Observation #2) In parallel with this accelerated growth in installed capacity, the growth in output did not lift as markedly. Hence there is a widening gap between peak output and installed capacity:
2a) To pinpoint some examples, we see peak utilisations for very windy dispatch intervals drop from 80-90% in earlier years down to only 67% instantaneous on this day in May 2020 where aggregate wind output peaked over 5,000MW.
2b) This is presumably due to a number of different factors including:
Factor 1) There’s been problems with commissioning that has delayed operations at many wind farms – leading to a lag between MW being seen in Maximum Capacity and MW being seen in output.
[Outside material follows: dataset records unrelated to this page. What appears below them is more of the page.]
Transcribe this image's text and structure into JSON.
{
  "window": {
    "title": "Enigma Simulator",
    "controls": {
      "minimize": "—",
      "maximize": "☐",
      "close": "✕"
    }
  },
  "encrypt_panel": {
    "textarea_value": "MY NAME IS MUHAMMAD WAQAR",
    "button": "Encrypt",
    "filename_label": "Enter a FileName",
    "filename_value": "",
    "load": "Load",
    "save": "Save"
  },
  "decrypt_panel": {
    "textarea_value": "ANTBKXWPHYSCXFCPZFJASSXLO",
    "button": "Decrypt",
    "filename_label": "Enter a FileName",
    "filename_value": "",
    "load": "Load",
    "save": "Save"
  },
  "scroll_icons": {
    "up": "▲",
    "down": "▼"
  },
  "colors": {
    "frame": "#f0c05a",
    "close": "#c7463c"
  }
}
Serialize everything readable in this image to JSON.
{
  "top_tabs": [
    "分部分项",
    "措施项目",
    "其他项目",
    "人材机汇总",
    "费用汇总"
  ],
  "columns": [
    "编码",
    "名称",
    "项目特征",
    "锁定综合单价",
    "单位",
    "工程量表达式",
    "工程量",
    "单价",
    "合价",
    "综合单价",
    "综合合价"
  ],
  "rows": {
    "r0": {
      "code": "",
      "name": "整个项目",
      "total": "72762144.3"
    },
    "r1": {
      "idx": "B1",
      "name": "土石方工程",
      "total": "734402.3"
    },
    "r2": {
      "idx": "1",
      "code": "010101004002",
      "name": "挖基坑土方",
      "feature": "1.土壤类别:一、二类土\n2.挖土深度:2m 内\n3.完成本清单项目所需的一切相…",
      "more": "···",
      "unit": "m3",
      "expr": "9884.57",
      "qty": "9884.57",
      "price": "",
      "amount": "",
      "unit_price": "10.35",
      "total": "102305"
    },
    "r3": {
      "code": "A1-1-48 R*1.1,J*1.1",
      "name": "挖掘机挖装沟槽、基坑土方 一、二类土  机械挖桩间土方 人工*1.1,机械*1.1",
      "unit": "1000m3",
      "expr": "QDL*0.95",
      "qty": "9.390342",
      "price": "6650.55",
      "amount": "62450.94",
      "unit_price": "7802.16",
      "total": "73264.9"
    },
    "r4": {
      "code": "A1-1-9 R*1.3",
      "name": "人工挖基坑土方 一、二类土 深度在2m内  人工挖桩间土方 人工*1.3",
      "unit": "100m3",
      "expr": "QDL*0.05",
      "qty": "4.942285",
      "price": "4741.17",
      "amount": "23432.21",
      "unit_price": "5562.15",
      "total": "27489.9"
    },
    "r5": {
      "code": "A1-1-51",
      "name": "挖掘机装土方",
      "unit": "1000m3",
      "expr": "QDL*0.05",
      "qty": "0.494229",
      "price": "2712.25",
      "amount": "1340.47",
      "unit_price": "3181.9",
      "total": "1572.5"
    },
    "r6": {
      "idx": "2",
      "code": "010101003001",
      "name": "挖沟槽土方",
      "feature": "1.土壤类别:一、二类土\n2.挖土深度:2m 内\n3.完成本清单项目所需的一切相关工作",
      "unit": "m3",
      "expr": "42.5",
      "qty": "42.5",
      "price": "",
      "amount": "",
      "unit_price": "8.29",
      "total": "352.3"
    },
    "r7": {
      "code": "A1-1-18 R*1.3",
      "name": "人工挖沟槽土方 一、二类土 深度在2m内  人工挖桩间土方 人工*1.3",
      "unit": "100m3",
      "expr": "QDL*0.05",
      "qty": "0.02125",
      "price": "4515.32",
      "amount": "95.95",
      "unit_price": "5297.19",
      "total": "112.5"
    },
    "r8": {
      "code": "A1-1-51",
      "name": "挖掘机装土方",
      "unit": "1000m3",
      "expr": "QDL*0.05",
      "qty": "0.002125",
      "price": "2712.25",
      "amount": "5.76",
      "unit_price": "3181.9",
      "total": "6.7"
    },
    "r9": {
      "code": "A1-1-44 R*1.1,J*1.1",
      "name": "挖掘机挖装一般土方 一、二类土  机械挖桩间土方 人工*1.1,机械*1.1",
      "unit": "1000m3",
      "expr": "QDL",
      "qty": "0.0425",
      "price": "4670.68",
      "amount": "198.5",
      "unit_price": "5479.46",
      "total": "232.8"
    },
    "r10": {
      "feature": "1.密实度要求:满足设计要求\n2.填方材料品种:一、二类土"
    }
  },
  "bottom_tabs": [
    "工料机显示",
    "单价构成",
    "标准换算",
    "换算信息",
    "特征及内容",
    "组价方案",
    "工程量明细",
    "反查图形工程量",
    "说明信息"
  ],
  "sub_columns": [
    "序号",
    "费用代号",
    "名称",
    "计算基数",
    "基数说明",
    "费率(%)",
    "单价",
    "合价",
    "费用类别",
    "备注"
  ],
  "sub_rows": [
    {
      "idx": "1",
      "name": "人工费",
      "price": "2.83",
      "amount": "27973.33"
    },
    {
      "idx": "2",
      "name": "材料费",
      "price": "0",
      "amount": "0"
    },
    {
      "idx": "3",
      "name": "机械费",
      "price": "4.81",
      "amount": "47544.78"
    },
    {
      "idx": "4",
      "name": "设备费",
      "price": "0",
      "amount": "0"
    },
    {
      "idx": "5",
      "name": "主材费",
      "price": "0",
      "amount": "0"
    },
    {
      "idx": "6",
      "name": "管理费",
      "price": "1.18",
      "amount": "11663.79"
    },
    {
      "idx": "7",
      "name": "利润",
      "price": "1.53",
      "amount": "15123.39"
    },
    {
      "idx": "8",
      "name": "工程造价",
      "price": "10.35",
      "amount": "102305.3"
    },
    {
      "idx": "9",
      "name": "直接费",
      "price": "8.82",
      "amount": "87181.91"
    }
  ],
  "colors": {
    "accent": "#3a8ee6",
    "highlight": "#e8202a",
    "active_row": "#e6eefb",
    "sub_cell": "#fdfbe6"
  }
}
Factor 2) There’s also been an increasing incidence where simplistic spreadsheet models used to approve wind farm projects bump up against increasingly complex real-world realities of operating in the NEM, leading to lower than anticipated utilisation. These have been occurring in scenarios including:
Scenario 2b) Constraints, and particularly the ‘System Strength’ constraints affecting South Australian generators – and Mt Emerald Wind Farm in northern QLD – and soon to be the Tassie wind farms as well, etc…
Scenario 2c) The realities of operating through tricky periods like the two weeks in February 2020 where the wind farms lost money in generation due to high FCAS costs.
Factor 3) There’s also a likely effect of increased diversity of wind farm operations with the introduction of Mt Emerald & Coopers Gap in QLD and wind farms in northern NSW.
… would need a lot more detailed analysis to understand the relative contribution of these 3 (and other) factors.
Observation #3) Presumably because of the introduction of more diversity of sources, we see the ‘worst’ dispatch intervals, in aggregate terms, are less likely to be at ‘rock bottom’ levels
3a) As noted in the article, the ‘glass half-full’ view might be that this means fewer times where the aggregate output is very low;
3b) Whereas the ‘glass half-empty’ view is that there are still occasions where aggregate output is still quite low – hence the low statistical System Reliability benefit that ensues:
(i) e.g. a low of only 76MW on 19th April and 87MW on 11th June 2020
(ii) This is not a surprise to us, given the investigations in diversity of wind output completed in some detail for the Generator Report Card 2018.
Observation #4) In terms of what prompted me to have a look in the first place, some of these lulls have been 24 hours apart in the past.